Quelques heures plus tard, sur la même chaîne, son homologue de Bercy, Bruno Le Maire qui, comme Julien Denormandie s’est rendu sur un chantier cette semaine, annonce un autre objectif. «J’ai bon espoir que, d’ici la fin du mois, 50% des chantiers aient repris», a déclaré le ministre de l’Économie et des finances (lire ci-dessous la vidéo à partir de 0’24’’).

Qui a raison? Le président de la Fédération française du bâtiment (FFB) qui est certainement le plus à même de trancher cette question. Contacté par Le Figaro, Jacques Chanut affirme que l’objectif fixé par Bruno Le Maire a déjà été atteint en début de semaine. Plus de la moitié des chantiers ont en effet redémarré mardi et ce chiffre devrait grimper à deux tiers d’ici à la fin de la semaine. En revanche, le dirigeant qui quittera ses fonctions le mois prochain qualifie d’«illusoire» celui fixé par Julien Denormandie.
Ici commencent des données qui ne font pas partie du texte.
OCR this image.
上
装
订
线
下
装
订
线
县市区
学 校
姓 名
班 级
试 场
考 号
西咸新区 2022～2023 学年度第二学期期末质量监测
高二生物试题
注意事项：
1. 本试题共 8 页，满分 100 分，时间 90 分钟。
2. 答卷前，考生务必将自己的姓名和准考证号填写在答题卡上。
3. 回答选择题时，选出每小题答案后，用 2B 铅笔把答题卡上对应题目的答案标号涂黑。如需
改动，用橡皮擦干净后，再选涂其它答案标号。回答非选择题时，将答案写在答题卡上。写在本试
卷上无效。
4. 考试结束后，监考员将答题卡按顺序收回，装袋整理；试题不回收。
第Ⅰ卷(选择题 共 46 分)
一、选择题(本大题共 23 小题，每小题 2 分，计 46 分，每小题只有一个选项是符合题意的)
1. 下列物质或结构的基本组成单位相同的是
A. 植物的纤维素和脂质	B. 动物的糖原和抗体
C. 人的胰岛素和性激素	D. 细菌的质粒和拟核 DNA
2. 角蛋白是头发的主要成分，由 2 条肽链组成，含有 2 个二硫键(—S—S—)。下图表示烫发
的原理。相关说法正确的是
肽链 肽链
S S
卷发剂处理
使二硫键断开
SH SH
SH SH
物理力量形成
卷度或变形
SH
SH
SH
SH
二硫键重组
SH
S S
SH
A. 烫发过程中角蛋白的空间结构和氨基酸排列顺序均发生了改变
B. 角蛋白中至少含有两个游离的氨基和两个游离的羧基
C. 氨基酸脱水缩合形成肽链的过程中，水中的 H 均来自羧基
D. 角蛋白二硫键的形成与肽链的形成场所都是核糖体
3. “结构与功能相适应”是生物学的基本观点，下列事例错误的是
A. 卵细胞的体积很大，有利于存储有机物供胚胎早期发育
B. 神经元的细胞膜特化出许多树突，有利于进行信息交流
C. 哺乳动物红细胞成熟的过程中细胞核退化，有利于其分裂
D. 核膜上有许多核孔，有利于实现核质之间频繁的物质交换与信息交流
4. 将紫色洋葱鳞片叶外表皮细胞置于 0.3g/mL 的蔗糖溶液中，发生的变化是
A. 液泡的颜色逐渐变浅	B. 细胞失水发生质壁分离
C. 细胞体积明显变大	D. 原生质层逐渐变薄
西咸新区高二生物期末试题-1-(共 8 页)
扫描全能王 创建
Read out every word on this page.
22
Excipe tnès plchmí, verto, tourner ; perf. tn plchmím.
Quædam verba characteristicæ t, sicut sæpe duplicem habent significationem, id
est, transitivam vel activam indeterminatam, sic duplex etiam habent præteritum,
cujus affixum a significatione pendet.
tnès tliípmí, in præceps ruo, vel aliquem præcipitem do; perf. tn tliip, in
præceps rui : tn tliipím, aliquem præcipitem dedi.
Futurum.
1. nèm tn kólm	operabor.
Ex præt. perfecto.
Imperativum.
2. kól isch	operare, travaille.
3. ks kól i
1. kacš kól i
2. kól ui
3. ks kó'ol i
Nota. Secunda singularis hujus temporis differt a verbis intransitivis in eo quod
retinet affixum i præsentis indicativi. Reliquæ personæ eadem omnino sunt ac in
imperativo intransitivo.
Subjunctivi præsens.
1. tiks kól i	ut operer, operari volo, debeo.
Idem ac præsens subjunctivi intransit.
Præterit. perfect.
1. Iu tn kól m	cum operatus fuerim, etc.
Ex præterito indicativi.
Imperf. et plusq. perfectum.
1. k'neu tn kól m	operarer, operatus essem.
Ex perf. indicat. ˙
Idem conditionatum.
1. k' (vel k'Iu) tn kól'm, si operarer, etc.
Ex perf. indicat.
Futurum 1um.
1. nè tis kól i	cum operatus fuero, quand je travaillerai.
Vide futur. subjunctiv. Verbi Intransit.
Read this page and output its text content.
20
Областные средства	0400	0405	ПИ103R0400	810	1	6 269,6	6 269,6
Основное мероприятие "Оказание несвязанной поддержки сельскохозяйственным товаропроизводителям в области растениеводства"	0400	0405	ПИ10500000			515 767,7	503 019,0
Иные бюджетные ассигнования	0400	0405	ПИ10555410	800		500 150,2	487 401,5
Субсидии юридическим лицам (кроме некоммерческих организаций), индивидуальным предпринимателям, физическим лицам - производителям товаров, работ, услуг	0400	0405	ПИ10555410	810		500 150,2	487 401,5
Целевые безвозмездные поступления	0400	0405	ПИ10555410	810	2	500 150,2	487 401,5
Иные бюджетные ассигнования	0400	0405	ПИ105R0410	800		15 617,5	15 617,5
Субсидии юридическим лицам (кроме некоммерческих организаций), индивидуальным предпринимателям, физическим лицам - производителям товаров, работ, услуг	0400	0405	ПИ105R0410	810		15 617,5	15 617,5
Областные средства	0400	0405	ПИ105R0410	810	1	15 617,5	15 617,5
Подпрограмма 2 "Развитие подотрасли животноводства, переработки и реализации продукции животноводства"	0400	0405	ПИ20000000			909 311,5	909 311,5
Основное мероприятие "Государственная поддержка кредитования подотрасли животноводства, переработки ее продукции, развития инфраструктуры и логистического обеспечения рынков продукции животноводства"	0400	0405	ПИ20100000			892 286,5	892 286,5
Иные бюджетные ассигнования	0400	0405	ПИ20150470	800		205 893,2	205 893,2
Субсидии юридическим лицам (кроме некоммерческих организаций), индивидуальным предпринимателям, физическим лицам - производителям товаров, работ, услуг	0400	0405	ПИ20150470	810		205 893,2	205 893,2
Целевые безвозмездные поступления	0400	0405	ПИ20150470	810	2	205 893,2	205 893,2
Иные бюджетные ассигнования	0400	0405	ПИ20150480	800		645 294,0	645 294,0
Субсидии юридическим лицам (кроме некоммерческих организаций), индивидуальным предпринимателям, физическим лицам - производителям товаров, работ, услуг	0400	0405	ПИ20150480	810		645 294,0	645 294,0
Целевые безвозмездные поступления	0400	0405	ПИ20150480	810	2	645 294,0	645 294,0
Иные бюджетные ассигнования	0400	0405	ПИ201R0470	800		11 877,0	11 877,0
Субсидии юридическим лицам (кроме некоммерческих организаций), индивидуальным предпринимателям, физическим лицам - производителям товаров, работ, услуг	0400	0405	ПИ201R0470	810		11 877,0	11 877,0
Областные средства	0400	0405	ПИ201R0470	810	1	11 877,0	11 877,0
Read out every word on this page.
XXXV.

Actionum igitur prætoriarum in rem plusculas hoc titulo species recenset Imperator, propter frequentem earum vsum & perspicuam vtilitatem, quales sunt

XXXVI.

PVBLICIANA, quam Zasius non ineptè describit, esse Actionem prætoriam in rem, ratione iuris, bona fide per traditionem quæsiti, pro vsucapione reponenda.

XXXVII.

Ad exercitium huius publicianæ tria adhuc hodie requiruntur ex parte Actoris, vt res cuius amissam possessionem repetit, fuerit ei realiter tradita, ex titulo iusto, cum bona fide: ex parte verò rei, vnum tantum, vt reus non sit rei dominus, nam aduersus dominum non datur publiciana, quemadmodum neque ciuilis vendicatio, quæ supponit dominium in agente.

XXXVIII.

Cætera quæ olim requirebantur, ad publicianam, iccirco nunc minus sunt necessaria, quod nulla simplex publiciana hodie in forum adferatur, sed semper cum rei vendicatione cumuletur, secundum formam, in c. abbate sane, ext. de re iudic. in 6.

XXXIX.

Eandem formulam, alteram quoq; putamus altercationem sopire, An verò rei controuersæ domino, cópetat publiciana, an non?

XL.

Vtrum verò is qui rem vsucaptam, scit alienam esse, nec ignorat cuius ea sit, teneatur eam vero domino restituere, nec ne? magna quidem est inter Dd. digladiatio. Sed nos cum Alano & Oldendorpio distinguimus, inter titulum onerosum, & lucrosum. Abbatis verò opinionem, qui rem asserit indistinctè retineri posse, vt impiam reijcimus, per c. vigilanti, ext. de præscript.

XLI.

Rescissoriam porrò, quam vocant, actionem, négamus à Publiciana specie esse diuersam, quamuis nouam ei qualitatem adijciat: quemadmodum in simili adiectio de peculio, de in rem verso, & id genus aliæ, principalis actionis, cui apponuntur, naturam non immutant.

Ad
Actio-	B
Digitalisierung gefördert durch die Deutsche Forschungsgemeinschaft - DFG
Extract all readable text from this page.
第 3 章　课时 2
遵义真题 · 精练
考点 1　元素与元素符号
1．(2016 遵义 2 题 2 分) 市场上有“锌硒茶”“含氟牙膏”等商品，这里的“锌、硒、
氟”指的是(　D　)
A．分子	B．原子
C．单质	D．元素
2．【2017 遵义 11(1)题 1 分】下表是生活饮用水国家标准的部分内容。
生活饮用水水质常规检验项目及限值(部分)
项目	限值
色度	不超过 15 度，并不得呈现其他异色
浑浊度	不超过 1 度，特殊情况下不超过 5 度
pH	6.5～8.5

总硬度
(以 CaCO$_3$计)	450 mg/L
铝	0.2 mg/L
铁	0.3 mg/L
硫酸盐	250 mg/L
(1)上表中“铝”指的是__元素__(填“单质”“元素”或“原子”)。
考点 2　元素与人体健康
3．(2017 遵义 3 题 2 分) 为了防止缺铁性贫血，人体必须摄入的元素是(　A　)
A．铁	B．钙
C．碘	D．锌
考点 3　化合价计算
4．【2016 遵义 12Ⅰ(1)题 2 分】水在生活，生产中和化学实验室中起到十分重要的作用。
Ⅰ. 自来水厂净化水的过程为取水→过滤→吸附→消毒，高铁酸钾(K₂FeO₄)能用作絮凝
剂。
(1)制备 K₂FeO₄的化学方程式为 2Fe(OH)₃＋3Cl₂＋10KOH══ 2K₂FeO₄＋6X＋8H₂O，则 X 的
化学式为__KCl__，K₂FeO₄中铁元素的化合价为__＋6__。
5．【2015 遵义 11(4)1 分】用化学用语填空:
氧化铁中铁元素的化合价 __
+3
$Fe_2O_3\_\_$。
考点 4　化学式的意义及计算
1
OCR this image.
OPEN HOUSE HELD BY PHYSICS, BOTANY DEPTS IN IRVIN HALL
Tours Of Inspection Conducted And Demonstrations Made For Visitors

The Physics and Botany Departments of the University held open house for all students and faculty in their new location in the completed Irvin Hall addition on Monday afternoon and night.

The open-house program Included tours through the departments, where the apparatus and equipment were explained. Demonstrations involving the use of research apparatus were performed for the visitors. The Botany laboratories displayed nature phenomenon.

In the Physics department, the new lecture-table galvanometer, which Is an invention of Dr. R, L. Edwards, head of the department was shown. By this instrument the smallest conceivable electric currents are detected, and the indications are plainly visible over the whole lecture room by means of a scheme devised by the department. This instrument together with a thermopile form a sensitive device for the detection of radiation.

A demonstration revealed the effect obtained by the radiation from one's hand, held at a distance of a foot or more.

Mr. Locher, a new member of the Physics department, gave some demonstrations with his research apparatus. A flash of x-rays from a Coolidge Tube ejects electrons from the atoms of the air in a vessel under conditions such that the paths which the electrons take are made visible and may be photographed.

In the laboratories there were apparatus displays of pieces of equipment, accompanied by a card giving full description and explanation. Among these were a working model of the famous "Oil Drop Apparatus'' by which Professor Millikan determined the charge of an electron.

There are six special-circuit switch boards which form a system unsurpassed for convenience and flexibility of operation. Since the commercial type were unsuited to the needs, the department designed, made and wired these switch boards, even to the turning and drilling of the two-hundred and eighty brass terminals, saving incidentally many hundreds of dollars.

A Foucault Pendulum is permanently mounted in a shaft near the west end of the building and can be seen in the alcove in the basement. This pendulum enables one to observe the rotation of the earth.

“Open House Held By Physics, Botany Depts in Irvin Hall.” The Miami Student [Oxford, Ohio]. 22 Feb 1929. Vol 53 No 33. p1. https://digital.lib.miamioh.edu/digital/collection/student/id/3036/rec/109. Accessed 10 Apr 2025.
La raison? «Deux types de chantiers sont encore difficiles à (re)lancer: ceux pour lesquels aucun accord sur les surcoûts (liés notamment aux mesures de sécurité sanitaire, NDLR) n’a été trouvé en amont ainsi que les marchés publics» analyse Jacques Chanut. Dans le premier cas, le président de la FFB pointe du doigt l’attitude de certains promoteurs qui refusent de prendre à leur charge une partie (50% par exemple) des surcoûts de peur de voir leurs marges rognées. Dans le cas des marchés publics, la modification des contrats existants nécessite de revoir la réglementation des appels d’offres. La FFB appelle l’État à intervenir.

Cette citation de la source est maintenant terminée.